Das ist zwar richtig, aber das scheint sie auch zu wissen, weshalb sie sich ja auch schon in andere Genres begeben hat. Auch wenn es hauptsächlich Gastauftritte waren. Also scheint sie doch bemüht zu sein, sich nicht auf ein Genre festnageln zu lassen.

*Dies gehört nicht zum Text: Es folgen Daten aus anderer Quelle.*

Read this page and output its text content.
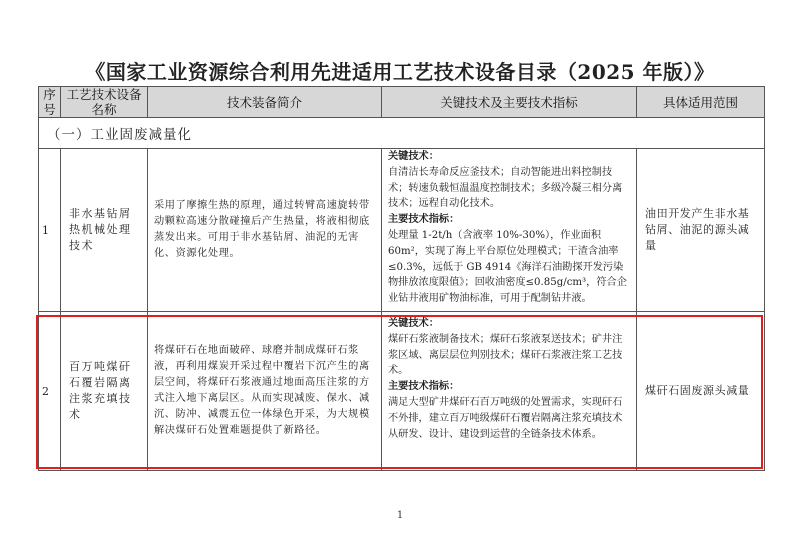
《国家工业资源综合利用先进适用工艺技术设备目录（2025 年版）》
序号	工艺技术设备名称	技术装备简介	关键技术及主要技术指标	具体适用范围
（一）工业固废减量化				
1	非水基钻屑热机械处理技术	采用了摩擦生热的原理，通过转臂高速旋转带动颗粒高速分散碰撞后产生热量，将液相彻底蒸发出来。可用于非水基钻屑、油泥的无害化、资源化处理。	关键技术：
自清洁长寿命反应釜技术；自动智能进出料控制技术；转速负载恒温温度控制技术；多级冷凝三相分离技术；远程自动化技术。
主要技术指标：
处理量 1-2t/h（含液率 10%-30%），作业面积 60m²，实现了海上平台原位处理模式；干渣含油率≤0.3%，远低于 GB 4914《海洋石油勘探开发污染物排放浓度限值》；回收油密度≤0.85g/cm³，符合企业钻井液用矿物油标准，可用于配制钻井液。	油田开发产生非水基钻屑、油泥的源头减量
2	百万吨煤矸石覆岩隔离注浆充填技术	将煤矸石在地面破碎、球磨并制成煤矸石浆液，再利用煤炭开采过程中覆岩下沉产生的离层空间，将煤矸石浆液通过地面高压注浆的方式注入地下离层区。从而实现减废、保水、减沉、防冲、减震五位一体绿色开采，为大规模解决煤矸石处置难题提供了新路径。	关键技术：
煤矸石浆液制备技术；煤矸石浆液泵送技术；矿井注浆区域、离层层位判别技术；煤矸石浆液注浆工艺技术。
主要技术指标：
满足大型矿井煤矸石百万吨级的处置需求，实现矸石不外排，建立百万吨级煤矸石覆岩隔离注浆充填技术从研发、设计、建设到运营的全链条技术体系。	煤矸石固废源头减量
1
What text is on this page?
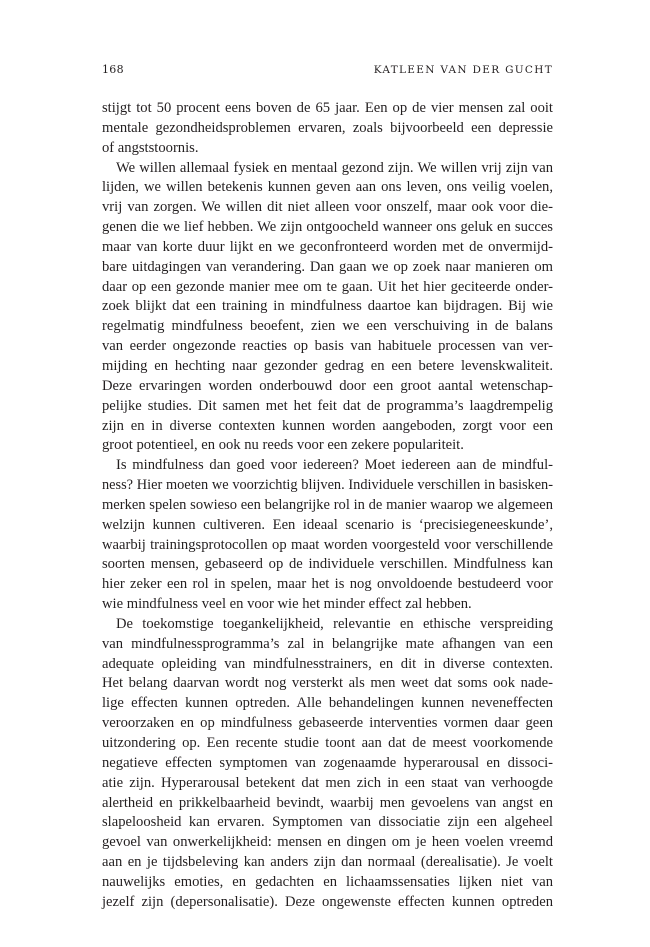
168	KATLEEN VAN DER GUCHT
stijgt tot 50 procent eens boven de 65 jaar. Een op de vier mensen zal ooit
mentale gezondheidsproblemen ervaren, zoals bijvoorbeeld een depressie
of angststoornis.
We willen allemaal fysiek en mentaal gezond zijn. We willen vrij zijn van
lijden, we willen betekenis kunnen geven aan ons leven, ons veilig voelen,
vrij van zorgen. We willen dit niet alleen voor onszelf, maar ook voor die-
genen die we lief hebben. We zijn ontgoocheld wanneer ons geluk en succes
maar van korte duur lijkt en we geconfronteerd worden met de onvermijd-
bare uitdagingen van verandering. Dan gaan we op zoek naar manieren om
daar op een gezonde manier mee om te gaan. Uit het hier geciteerde onder-
zoek blijkt dat een training in mindfulness daartoe kan bijdragen. Bij wie
regelmatig mindfulness beoefent, zien we een verschuiving in de balans
van eerder ongezonde reacties op basis van habituele processen van ver-
mijding en hechting naar gezonder gedrag en een betere levenskwaliteit.
Deze ervaringen worden onderbouwd door een groot aantal wetenschap-
pelijke studies. Dit samen met het feit dat de programma’s laagdrempelig
zijn en in diverse contexten kunnen worden aangeboden, zorgt voor een
groot potentieel, en ook nu reeds voor een zekere populariteit.
Is mindfulness dan goed voor iedereen? Moet iedereen aan de mindful-
ness? Hier moeten we voorzichtig blijven. Individuele verschillen in basisken-
merken spelen sowieso een belangrijke rol in de manier waarop we algemeen
welzijn kunnen cultiveren. Een ideaal scenario is ‘precisiegeneeskunde’,
waarbij trainingsprotocollen op maat worden voorgesteld voor verschillende
soorten mensen, gebaseerd op de individuele verschillen. Mindfulness kan
hier zeker een rol in spelen, maar het is nog onvoldoende bestudeerd voor
wie mindfulness veel en voor wie het minder effect zal hebben.
De toekomstige toegankelijkheid, relevantie en ethische verspreiding
van mindfulnessprogramma’s zal in belangrijke mate afhangen van een
adequate opleiding van mindfulnesstrainers, en dit in diverse contexten.
Het belang daarvan wordt nog versterkt als men weet dat soms ook nade-
lige effecten kunnen optreden. Alle behandelingen kunnen neveneffecten
veroorzaken en op mindfulness gebaseerde interventies vormen daar geen
uitzondering op. Een recente studie toont aan dat de meest voorkomende
negatieve effecten symptomen van zogenaamde hyperarousal en dissoci-
atie zijn. Hyperarousal betekent dat men zich in een staat van verhoogde
alertheid en prikkelbaarheid bevindt, waarbij men gevoelens van angst en
slapeloosheid kan ervaren. Symptomen van dissociatie zijn een algeheel
gevoel van onwerkelijkheid: mensen en dingen om je heen voelen vreemd
aan en je tijdsbeleving kan anders zijn dan normaal (derealisatie). Je voelt
nauwelijks emoties, en gedachten en lichaamssensaties lijken niet van
jezelf zijn (depersonalisatie). Deze ongewenste effecten kunnen optreden
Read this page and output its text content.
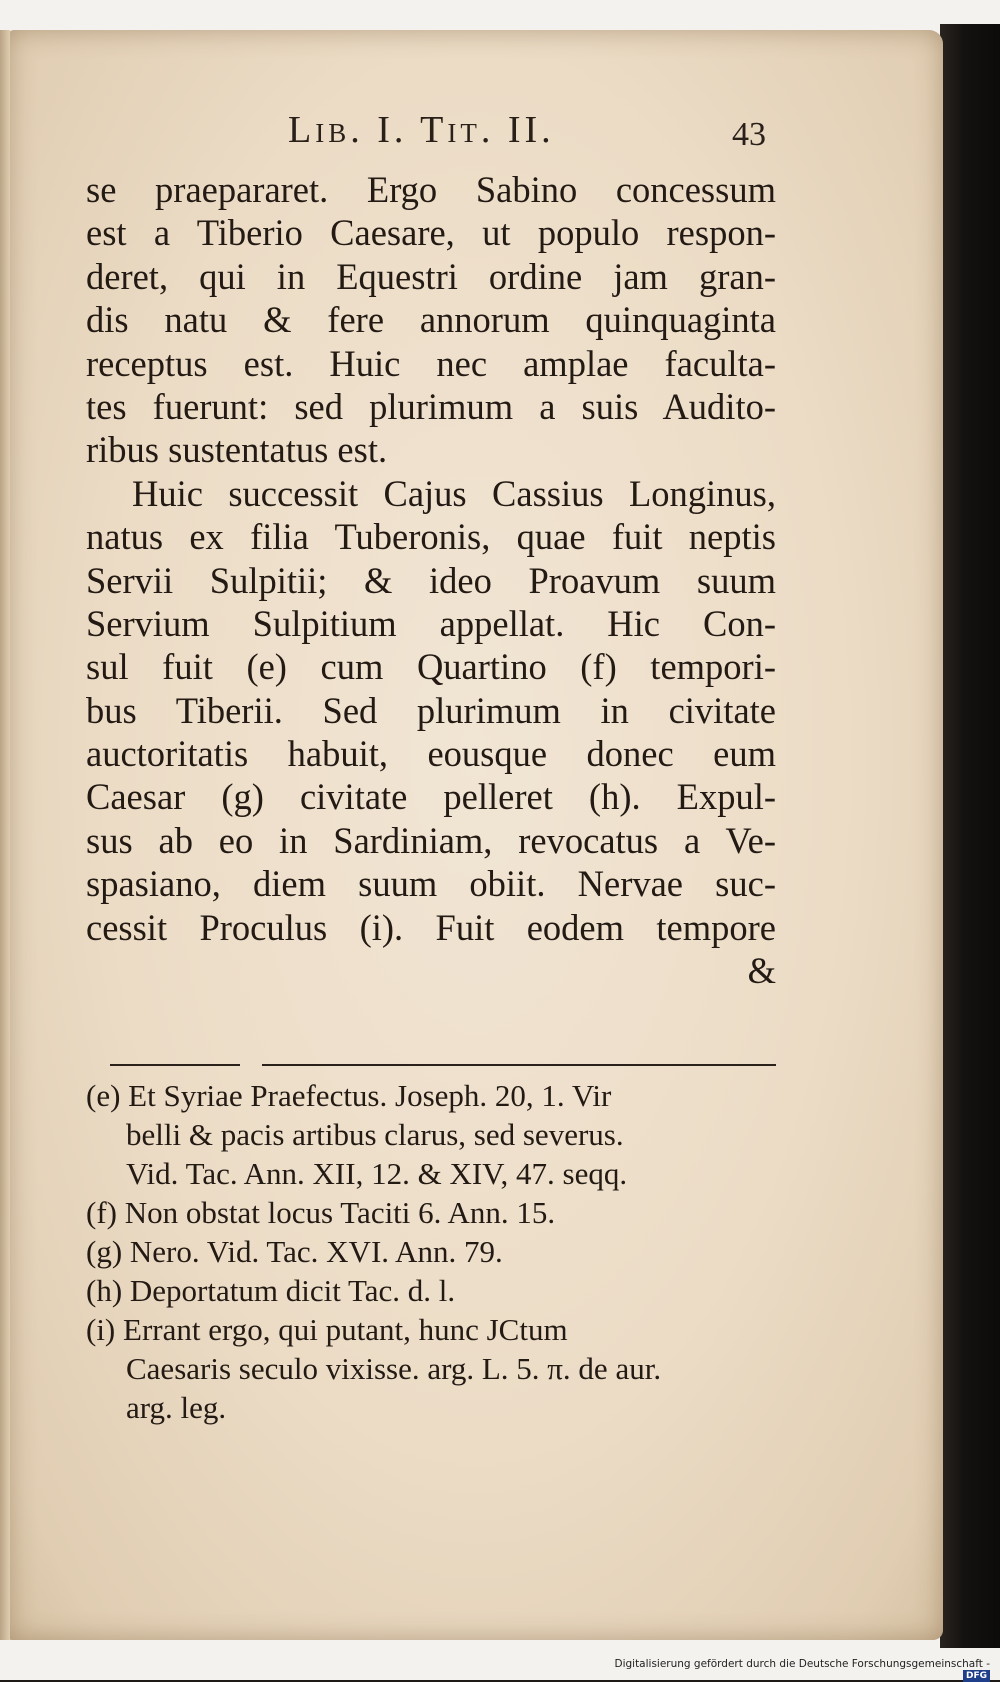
Lib. I. Tit. II.	43
se praepararet. Ergo Sabino concessum
est a Tiberio Caesare, ut populo respon-
deret, qui in Equestri ordine jam gran-
dis natu & fere annorum quinquaginta
receptus est. Huic nec amplae faculta-
tes fuerunt: sed plurimum a suis Audito-
ribus sustentatus est.
Huic successit Cajus Cassius Longinus,
natus ex filia Tuberonis, quae fuit neptis
Servii Sulpitii; & ideo Proavum suum
Servium Sulpitium appellat. Hic Con-
sul fuit (e) cum Quartino (f) tempori-
bus Tiberii. Sed plurimum in civitate
auctoritatis habuit, eousque donec eum
Caesar (g) civitate pelleret (h). Expul-
sus ab eo in Sardiniam, revocatus a Ve-
spasiano, diem suum obiit. Nervae suc-
cessit Proculus (i). Fuit eodem tempore
&
(e) Et Syriae Praefectus. Joseph. 20, 1. Vir
belli & pacis artibus clarus, sed severus.
Vid. Tac. Ann. XII, 12. & XIV, 47. seqq.
(f) Non obstat locus Taciti 6. Ann. 15.
(g) Nero. Vid. Tac. XVI. Ann. 79.
(h) Deportatum dicit Tac. d. l.
(i) Errant ergo, qui putant, hunc JCtum
Caesaris seculo vixisse. arg. L. 5. π. de aur.
arg. leg.
Digitalisierung gefördert durch die Deutsche Forschungsgemeinschaft - DFG
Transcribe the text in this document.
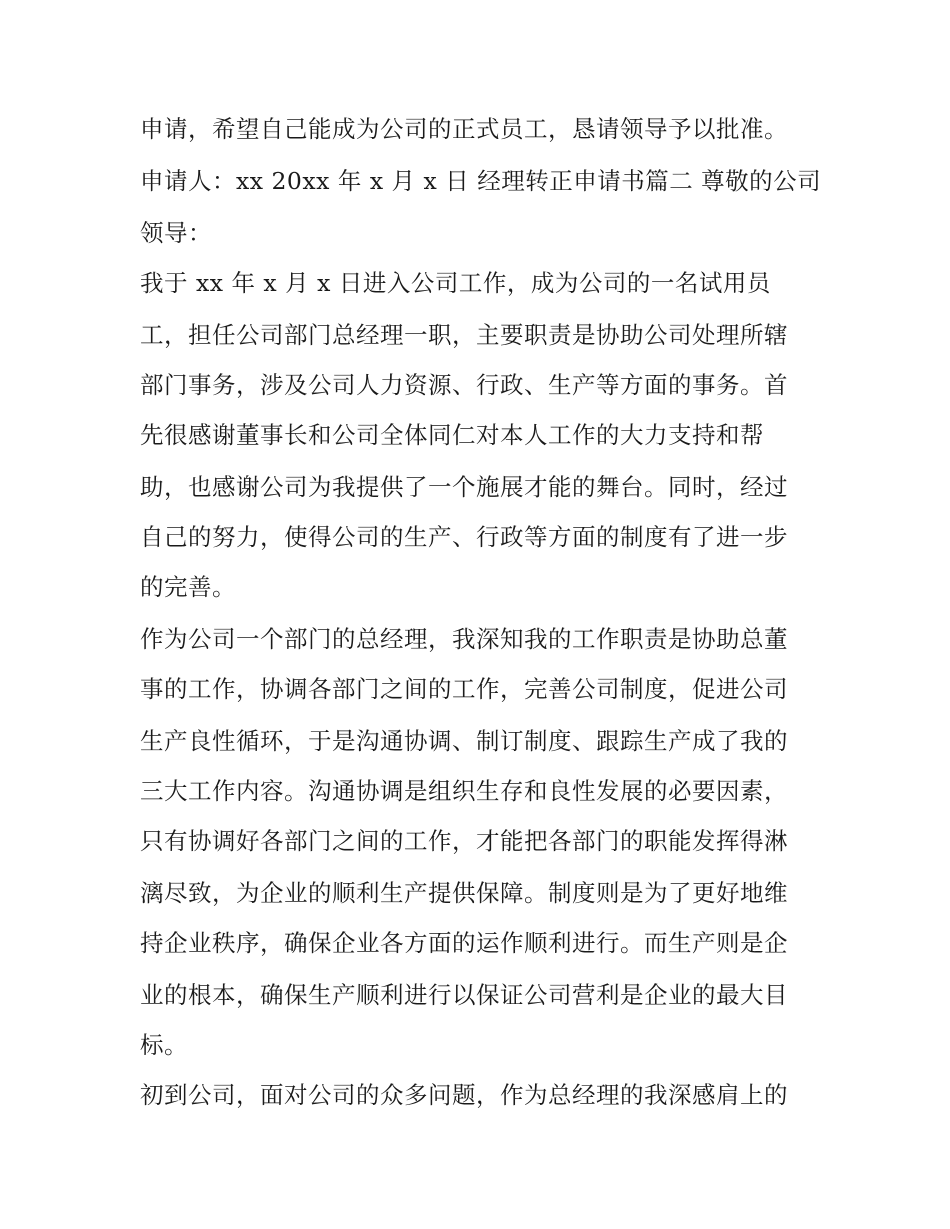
申请，希望自己能成为公司的正式员工，恳请领导予以批准。
申请人：xx 20xx 年 x 月 x 日 经理转正申请书篇二 尊敬的公司
领导：
我于 xx 年 x 月 x 日进入公司工作，成为公司的一名试用员
工，担任公司部门总经理一职，主要职责是协助公司处理所辖
部门事务，涉及公司人力资源、行政、生产等方面的事务。首
先很感谢董事长和公司全体同仁对本人工作的大力支持和帮
助，也感谢公司为我提供了一个施展才能的舞台。同时，经过
自己的努力，使得公司的生产、行政等方面的制度有了进一步
的完善。
作为公司一个部门的总经理，我深知我的工作职责是协助总董
事的工作，协调各部门之间的工作，完善公司制度，促进公司
生产良性循环，于是沟通协调、制订制度、跟踪生产成了我的
三大工作内容。沟通协调是组织生存和良性发展的必要因素，
只有协调好各部门之间的工作，才能把各部门的职能发挥得淋
漓尽致，为企业的顺利生产提供保障。制度则是为了更好地维
持企业秩序，确保企业各方面的运作顺利进行。而生产则是企
业的根本，确保生产顺利进行以保证公司营利是企业的最大目
标。
初到公司，面对公司的众多问题，作为总经理的我深感肩上的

Irgendwie fällt mir dazu jetzt gerade eine gewisse Zylonin ein, nämlich Nr. 3, also DiAnna, bzw. Lucy Lawless, die den meissten wohl eher als Xena bekannt ist. Aber Xena und SF passt ja nun mal gar nicht zusammen. Ist in etwa so ähnlich wie Kevin Sorbo, der ja auch einen Tarzan gegeben hat, bevor er Captain Dylan Hunt verkörperte. Dazu hab ich mal irgendwo gelesen, das es Sorbo auch ganz recht war, weil er damit mal was völlig anderes machen konnte, als bei Tarzan. (Allerdings gab es trotzdem auch in Andromeda Anspielungen darauf, als er in einer Folge aus einem "Schrank" an Bord der Andromeda erst mal einen Skalp und ein Breitschwert heraus holt, um an die Kampflanzen dran zu kommen, die er eigentlich holen will.)

Hast Du auch noch so ein paar Beispiele auf Lager?